Suspicious proof of continuous mapping theorem on random variables My textbook has this theorem:

Suppose that $X_1,X_2,\cdots$ converges in probability to a random variable $X$ and that $h$ is a continuous function. Then $h(X_1), h(X_2),\cdots$ converges in probability to $h(X)$

Failed to come up with a proof immediately, I looked at the proof provided in the solution:

If $h$ is continuous, given $\epsilon > 0$ there exits $\delta>0$ such that $|h(x_n)−h(x)| < \epsilon$  for $|x_n−x| < \delta$. Since $X_1,\cdots, X_n$ converges in probability to the random variable $X$, then $\lim_{n\to\infty} P(|X_n − X| < \delta) = 1$. Thus $\lim_{n\to\infty} P(|h(X_n) − h(X)| < \epsilon) = 1$.

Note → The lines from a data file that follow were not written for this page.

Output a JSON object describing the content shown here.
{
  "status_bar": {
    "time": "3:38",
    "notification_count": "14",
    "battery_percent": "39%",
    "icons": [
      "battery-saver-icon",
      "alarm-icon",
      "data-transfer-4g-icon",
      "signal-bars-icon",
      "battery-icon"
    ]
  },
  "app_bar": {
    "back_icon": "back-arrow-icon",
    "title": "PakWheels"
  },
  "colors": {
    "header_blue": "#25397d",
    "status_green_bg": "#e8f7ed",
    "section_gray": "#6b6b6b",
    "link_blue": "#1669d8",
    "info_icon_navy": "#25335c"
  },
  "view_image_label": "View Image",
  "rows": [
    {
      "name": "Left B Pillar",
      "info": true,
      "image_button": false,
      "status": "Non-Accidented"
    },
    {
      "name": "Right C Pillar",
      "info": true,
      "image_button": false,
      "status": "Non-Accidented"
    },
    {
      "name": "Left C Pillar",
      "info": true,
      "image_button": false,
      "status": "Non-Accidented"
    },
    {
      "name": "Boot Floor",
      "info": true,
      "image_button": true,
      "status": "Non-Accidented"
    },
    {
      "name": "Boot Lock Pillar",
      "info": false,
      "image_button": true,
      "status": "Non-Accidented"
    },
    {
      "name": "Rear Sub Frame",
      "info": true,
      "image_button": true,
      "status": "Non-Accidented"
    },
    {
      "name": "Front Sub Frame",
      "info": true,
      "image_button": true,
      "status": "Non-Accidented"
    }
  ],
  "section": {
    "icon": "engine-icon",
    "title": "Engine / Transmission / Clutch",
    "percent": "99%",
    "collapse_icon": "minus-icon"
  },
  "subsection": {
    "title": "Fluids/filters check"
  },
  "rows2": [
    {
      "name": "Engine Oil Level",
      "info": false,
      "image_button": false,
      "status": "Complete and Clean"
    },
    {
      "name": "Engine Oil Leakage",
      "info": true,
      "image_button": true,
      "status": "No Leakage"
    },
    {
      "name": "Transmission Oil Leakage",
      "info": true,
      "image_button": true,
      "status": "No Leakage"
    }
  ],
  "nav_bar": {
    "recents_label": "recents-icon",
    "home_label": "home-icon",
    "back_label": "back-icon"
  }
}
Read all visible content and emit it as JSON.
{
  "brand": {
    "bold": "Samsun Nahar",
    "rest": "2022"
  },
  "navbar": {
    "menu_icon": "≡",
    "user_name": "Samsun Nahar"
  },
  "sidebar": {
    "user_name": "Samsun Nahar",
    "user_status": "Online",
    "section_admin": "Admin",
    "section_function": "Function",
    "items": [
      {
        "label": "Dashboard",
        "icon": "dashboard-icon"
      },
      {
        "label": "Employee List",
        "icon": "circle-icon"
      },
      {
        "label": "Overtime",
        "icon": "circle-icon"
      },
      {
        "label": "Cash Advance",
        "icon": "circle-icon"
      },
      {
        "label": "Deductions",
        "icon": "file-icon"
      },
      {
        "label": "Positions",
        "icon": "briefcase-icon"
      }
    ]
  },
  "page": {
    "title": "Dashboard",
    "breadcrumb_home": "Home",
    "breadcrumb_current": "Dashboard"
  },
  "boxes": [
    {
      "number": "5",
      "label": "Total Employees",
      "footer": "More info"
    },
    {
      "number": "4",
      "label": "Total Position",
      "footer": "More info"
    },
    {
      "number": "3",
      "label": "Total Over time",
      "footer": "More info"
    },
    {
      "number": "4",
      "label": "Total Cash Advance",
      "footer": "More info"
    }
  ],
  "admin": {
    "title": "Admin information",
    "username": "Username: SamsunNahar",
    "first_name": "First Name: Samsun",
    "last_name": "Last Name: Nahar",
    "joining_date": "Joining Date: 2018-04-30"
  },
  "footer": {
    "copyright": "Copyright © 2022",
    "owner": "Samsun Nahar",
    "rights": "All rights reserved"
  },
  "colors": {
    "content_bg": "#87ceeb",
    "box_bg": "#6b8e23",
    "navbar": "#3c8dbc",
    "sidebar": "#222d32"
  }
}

The part follows "since" does not really make sense to me. I think the subtly lies in the fact that $X_n$ is a random variable (that is, a function defined on some sigma-algebra $\Omega$). So for a given $\omega \in \Omega$, for a given $n$, and for a given $\epsilon >0$, we indeed can find $\delta$ such that
$$|X_n( \omega) - X (\omega)| < \delta \text{ implies that } |h(X_n( \omega) - h(X (\omega))|<\epsilon$$
, but the choice of such $\delta$ seems to depend on $\omega$ and $n$? My expectation was that, in the end, we want something like
$$\{\omega\in \Omega: |X_n(\omega) - X(\omega)|<\delta\} \subset \{ \omega\in\Omega: |h(X_n(\omega) - h(X(\omega))| < \epsilon\}$$
 A: The OP is right: the "proof" in the book is incomplete.  It assumes $h$ is uniformly continuous, that is, that for every $\epsilon>0$ there is a single $\delta>0$ such that for all $x$ the usual good stuff happens.  The proof sketched in the wikipedia article is more serious, if hard to follow.  My library does not have a copy of the book the wikipedia's proof seems taken from, so I came up with a separate argument, which is (I think) a bit more conceptual than the wikipedia's argument, or at least relies on standard facts in a more self-evident way. 
These facts are: in a  separable metric space $(S,d)$, convergence in probability is metrizable by the metric $d_P(X,Y)=E\min(1,d(X,Y))$, and in a  separable metric space, convergence in probability $X_n\xrightarrow P  X$ implies convergence in distribution $X_n\xrightarrow D X$.  See the wikipedia article or the discussion in Billingsley's Convergence of Probability Measures, (first, 1968 edition) p.26.
Here is a sketch of how to use them to prove the result.  We have  $X_n\xrightarrow{P}X,$ where the rvs are $S$-valued, and $h:S\to S'$ is continuous.   Then we also have $(X_n,X)\xrightarrow{P}(X,X)$
and $(X_n,X)\xrightarrow{D}(X,X)$.  (The first follows from use of $d_P$; the second is standard.) Define  $g:S\times S\to \mathbb R$ by $g(u,v) = \max(1,d(h(u),h(v)))$, where $d(\cdot,\cdot)$ is the metric on $S'$.  It is clear that $g$ is continuous and bounded, so $(X_n,X)\xrightarrow{D}(X,X)$ implies $\lim_{n\to\infty} Eg(X_n,X) = Eg(X,X)$.  But $Eg(X,X) = 0$, so we know $\lim_{n>0} d_P(Y_n,Y)=0,$ where $Y_n=h(X_n)$ and $Y=h(X).$ This implies $Y_n\xrightarrow P Y$.
ADDED NEXT DAY:  Grimmett's textbook has a clean and simple proof.  We want to show that for arbitrary $\delta>0$ we have $P(|Y_n-Y|>\delta)\to0$.  It suffices to show that for each $\eta>0$ for all $n$ sufficiently large, $P(|Y_n-Y|>\delta)<\eta$.  So pick $K$ so large that $P(|X|>K)<\eta/2$, and observe that the function $h$ is uniformly continuous on $[-K,K]$, and hence there exists an $\epsilon>0$ such that $|u|\le K$ and $|u-v|\le\epsilon$ together imply $|h(u)-h(v)|<\delta$. Thus, $P(|Y_n-Y|>\delta)<P(|X|>K) + P(|X_n-X|>\epsilon)<\eta/2 + P(|X_n-X|>\epsilon)<\eta$ for all $n$ sufficiently large.